1458 Dissection of the molecular and cellular heterogeneity of dermal fibroblasts in skin fibrosis

Skin fibrosis, a common scarring condition that currently has no curative treatments, is caused by persistent activation of fibroblasts after tissue injury or inflammation that results in excessive connective tissue deposition, leading to severe disability, organ malfunction and increased morbidity. This study aims to uncover the early and advanced changes in different fibroblast subsets and molecular pathways that are integral to pathological fibroblast activation using a bleomycin-induced skin fibrosis mouse model that recapitulates well the human disease. We have shown that 2 weeks (early) and 4 weeks (advanced) of subcutaneous bleomycin injections result in an increasing severity of skin fibrosis, characterized by increased dermal thickness, collagen deposition, inflammation and loss of dermal fibroblasts and adipocytes. We performed single cell RNA-sequencing and successfully isolated 14944 control, 16344 early and 6860 advanced fibrotic cells. We identified the changes in fibroblast subclusters and gene signatures that are altered across the time course. Using CellChat, we are dissecting the specific signaling crosstalk between different fibroblast subpopulations and other skin cells, promoting a profibrotic phenotype and locking fibroblasts in an activated state.

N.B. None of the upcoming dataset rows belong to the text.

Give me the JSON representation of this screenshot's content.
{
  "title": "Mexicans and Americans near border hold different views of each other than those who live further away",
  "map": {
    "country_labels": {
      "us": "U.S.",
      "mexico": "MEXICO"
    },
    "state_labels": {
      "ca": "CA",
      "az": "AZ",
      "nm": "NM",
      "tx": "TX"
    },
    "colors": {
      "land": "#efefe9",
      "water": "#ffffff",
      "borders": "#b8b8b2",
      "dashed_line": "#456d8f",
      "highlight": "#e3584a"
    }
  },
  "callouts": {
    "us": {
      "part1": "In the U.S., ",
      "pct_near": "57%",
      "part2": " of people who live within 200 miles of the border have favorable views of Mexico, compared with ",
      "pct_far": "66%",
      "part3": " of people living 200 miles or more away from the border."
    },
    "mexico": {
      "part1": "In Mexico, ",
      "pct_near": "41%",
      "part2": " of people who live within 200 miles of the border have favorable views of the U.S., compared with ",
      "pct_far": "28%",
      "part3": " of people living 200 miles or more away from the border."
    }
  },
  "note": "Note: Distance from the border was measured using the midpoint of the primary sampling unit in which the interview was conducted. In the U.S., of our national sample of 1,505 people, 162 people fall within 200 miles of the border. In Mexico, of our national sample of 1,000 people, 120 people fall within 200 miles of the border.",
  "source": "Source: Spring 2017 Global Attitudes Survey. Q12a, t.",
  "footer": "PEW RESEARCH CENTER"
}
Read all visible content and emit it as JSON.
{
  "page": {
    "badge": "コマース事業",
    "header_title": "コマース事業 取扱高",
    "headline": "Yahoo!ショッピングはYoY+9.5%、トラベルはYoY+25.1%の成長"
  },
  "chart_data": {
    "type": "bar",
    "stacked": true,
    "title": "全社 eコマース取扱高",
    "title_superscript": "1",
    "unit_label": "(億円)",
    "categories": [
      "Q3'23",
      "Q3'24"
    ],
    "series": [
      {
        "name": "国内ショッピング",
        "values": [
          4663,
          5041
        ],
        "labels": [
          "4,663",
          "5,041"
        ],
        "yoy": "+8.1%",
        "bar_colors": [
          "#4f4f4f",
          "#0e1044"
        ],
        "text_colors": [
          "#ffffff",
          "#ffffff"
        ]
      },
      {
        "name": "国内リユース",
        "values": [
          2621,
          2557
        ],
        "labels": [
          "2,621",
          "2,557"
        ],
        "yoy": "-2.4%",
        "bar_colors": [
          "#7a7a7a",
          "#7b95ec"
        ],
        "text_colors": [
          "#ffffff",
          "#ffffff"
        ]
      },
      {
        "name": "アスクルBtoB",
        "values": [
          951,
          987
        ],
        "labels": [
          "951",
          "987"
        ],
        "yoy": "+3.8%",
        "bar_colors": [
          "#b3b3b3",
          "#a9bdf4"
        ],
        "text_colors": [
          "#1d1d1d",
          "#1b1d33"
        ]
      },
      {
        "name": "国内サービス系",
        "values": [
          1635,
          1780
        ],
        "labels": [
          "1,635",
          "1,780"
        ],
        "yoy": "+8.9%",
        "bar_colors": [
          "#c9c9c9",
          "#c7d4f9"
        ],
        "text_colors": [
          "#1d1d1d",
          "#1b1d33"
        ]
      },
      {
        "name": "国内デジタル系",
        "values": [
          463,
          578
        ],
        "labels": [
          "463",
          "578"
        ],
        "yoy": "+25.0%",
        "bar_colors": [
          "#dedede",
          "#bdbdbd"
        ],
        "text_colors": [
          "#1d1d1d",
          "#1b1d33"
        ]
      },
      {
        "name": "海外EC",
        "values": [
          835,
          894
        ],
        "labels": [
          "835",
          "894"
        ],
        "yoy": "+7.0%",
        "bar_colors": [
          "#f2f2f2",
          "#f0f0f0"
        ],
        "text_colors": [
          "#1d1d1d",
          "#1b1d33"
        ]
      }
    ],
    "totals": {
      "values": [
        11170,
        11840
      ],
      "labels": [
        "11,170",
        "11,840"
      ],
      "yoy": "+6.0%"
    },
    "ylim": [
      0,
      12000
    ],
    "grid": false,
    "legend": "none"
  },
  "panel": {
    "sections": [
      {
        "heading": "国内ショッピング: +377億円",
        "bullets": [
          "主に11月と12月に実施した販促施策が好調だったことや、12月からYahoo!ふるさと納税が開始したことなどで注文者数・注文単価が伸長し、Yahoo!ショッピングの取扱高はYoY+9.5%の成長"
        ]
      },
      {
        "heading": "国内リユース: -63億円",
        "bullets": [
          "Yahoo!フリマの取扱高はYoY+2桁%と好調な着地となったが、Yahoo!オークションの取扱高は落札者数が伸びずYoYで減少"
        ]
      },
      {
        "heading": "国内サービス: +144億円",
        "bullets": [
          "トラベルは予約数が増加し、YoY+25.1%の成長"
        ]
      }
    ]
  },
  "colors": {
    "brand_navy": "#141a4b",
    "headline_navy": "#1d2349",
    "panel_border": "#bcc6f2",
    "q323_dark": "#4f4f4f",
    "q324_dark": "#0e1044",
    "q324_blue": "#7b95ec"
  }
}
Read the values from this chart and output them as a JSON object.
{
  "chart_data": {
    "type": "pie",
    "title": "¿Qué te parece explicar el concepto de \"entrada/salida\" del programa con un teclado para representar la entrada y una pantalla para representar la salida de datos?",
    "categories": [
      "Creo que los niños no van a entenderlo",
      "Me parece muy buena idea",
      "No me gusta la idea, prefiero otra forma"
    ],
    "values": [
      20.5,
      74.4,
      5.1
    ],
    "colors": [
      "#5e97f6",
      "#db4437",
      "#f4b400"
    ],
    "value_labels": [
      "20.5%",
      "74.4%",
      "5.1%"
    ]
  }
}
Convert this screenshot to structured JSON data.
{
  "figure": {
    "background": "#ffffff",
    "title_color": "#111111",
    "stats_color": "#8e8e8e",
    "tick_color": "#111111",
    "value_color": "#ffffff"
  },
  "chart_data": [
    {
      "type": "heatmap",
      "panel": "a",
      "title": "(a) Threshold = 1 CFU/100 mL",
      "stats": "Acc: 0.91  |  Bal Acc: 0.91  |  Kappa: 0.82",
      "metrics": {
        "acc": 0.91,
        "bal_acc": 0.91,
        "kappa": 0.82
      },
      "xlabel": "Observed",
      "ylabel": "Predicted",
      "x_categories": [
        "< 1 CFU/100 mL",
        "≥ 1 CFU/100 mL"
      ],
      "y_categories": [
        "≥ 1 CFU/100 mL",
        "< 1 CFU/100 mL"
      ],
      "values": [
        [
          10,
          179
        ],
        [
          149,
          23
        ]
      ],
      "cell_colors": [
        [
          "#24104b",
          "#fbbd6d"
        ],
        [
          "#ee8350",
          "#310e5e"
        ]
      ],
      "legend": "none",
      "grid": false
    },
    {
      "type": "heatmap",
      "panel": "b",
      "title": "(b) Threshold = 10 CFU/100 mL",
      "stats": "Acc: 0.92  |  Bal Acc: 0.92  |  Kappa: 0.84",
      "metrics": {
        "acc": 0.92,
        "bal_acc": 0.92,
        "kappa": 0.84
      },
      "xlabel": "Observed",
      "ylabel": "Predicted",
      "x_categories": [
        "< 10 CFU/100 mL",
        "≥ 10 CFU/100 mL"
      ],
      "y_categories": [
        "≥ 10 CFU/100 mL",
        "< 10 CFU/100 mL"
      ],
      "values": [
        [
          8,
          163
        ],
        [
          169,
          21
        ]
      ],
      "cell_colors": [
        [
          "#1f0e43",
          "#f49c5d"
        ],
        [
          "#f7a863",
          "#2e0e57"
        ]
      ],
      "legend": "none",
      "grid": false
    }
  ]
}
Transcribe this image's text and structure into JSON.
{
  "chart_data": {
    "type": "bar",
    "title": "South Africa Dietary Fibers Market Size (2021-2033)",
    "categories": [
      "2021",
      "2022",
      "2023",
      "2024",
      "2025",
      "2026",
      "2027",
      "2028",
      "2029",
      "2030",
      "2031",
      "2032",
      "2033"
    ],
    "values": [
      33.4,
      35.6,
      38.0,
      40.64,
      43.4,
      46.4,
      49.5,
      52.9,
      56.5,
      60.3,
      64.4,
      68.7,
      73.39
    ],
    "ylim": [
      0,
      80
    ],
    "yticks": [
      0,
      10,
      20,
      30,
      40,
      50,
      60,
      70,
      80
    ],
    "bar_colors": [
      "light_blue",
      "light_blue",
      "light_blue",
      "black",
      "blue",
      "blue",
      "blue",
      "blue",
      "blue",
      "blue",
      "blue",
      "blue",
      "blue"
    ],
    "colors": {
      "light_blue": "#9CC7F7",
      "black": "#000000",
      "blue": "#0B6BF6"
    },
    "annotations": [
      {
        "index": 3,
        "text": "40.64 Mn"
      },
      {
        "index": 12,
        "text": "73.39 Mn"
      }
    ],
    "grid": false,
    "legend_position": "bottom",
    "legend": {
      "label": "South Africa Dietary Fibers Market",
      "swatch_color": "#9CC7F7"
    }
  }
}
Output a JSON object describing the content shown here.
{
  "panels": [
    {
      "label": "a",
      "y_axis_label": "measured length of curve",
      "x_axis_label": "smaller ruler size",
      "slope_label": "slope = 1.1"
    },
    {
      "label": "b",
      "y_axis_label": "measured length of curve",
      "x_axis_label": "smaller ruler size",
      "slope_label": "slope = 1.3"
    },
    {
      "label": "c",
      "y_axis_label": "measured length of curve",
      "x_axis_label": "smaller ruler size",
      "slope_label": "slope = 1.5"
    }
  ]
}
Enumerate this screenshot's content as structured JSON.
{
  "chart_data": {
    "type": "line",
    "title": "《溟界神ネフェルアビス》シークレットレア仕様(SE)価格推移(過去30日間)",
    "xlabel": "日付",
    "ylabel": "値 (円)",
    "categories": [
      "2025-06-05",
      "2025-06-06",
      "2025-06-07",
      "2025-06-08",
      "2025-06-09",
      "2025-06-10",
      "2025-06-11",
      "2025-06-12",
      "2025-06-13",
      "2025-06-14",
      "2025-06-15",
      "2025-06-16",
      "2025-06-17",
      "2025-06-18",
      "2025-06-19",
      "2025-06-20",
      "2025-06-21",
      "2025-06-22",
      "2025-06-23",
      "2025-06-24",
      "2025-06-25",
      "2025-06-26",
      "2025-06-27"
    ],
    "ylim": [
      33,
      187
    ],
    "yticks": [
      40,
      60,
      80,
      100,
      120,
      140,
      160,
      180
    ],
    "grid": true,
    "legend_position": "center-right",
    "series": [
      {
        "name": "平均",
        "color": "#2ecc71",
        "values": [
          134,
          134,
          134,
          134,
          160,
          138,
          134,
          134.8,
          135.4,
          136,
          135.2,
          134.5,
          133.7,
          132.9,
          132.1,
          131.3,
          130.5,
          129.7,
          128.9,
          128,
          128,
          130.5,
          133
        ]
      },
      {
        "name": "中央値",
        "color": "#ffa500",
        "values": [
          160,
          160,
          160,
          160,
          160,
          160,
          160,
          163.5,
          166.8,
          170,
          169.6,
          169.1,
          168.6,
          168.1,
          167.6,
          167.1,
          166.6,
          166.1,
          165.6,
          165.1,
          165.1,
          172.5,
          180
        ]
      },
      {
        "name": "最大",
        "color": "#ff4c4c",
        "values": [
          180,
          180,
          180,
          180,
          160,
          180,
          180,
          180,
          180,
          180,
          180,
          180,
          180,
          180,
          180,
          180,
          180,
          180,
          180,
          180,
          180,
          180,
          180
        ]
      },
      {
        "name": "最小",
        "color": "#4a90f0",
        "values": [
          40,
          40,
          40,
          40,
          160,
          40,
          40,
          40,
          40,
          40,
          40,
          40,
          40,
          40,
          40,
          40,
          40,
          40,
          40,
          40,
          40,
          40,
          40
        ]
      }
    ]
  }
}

To understand the impact that changes in extracellular matrix biomechanics elicit on profibrotic fibroblast fate, we are correlating our histological and transcriptomic analysis with nanoindentation atomic force microscopy imaging throughout the fibrotic time course. This novel multidisciplinary approach allows us to compare the cellular and molecular changes in early and advanced fibrotic lesions, identifying the key fibroblast subpopulations, molecular regulators and connective tissue alterations promoting fibrotic tissue repair. Our findings will support the development of new fibroblast-targeted fibrosis therapies in skin and potentially other organs.